In precoronatimes I attended an end of year BBQ luncheon put on by my financial advisor at Edward Jones. I’m financially engaged with Kevin and I like Texas BBQ, so I thought I’d go. I also thought my former neighbor Cleo was going to be there and wouldn’t it be fun to surprise her.

Cleo didn’t show up. Foiled! I thought she always went to this thing. Ugh. Okay. Reset. I made due, grabbed a plat of free BBQ and sat down. I was now on my own in a sea of retirees running the same free BBQ grift I was running. There were two people under 60: my financial advisor and the person he invited to be the guest speaker. I failed at making small talk, so my tablemates and I sat the long table poking at our meats and the conversation centered around passing the potato salad.

I wasn’t prepared to hear a talk that day, but I listened attentively anyways. The target audience was people at or near retirement. The framing was around three basic questions to get you thinking about retirement.
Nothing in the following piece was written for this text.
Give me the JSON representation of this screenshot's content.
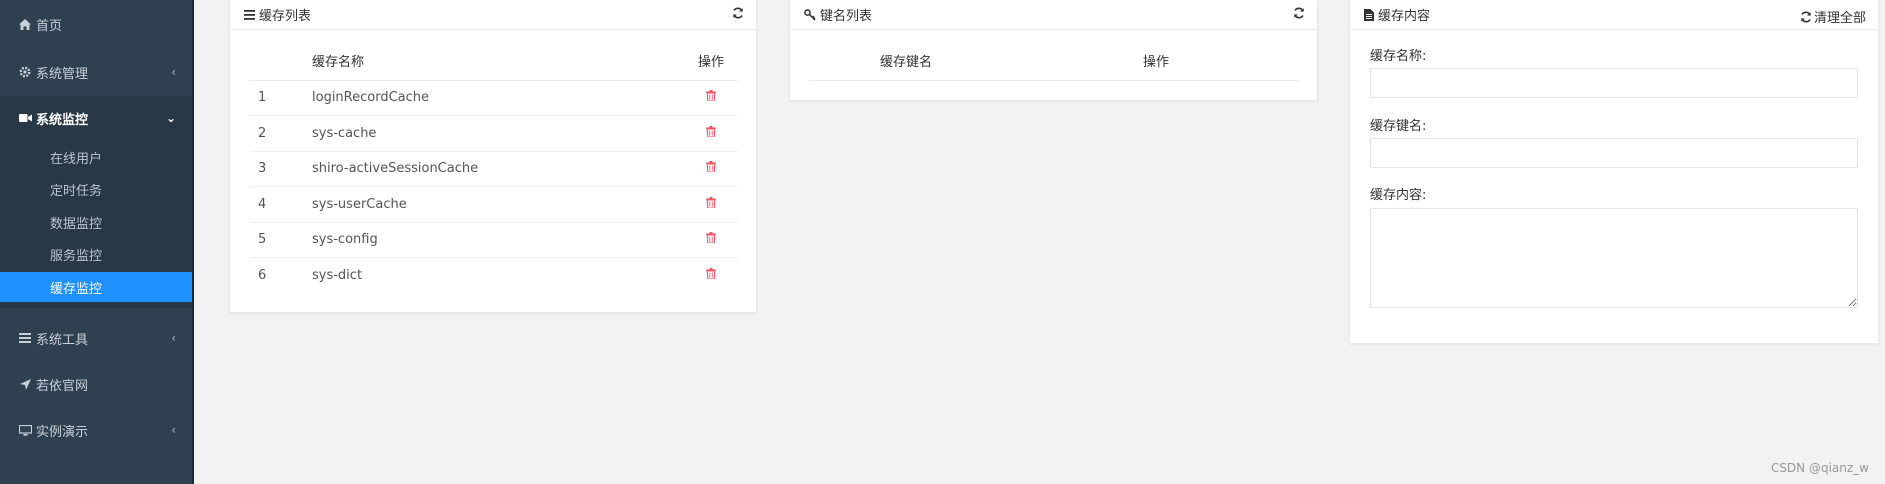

  1. Where are you going to live? This question gets you thinking about living accommodations. Do you center your life around grandchildren? A retirement community? Or do you buy that lake house you always wanted? An interesting statistic mentioned was that retirees on average move more than people in their twenties.
  2. How are you going to change a light bulb? While a practical home maintenance question, it gets to idea of community and support. Should something go wrong and you’re unable to do it yourself, who is around you to help if you need it?
  3. How are you going to get your favorite ice cream? Plenty of time to get ice cream when retired, that’s what I’m looking forward to. But this question actually gets to the idea of mobility in advancing years. Tied to mobility is financial stability. How are you going to get around and how are you going to pay for it? And then who are you going to go get it with?

At the end of the presentation, the speaker opened up the conversation and asked current retirees to offer advice for near-retirees. A significant part of that discussion was about forming and maintaining relationships based on something the speaker had said. Women — according to the speaker — tend to be natural social networkers and fair well socially in old age because they do better at building social networks. Men tend to build relationships around tasks and often struggle with retirement because they’ve lost their primary mode of relationship building. A lot of the retirees confirmed this sentiment.

Breaking this out of the binary gender generalizations, it’s interesting to think about how people form relationships and in what contexts are people successful creating relationships. I identify as a task-based relationship-former. Work? Yup. Podcasts? Almost certainly. Is this why any time two men talk they inevitably create a podcast? I see this dichotomy everywhere now. When I play games with the squad, we often do task-based side quests inside the primary game mode which is itself an task-based quest. How meta.

Anyways, that was my retirement seminar. I feel so far away from the need to think about retirement but, nonetheless, a healthy exercise. It appears to have stuck with me if I’m still rehashing it two years later. Now I think about relationships a lot.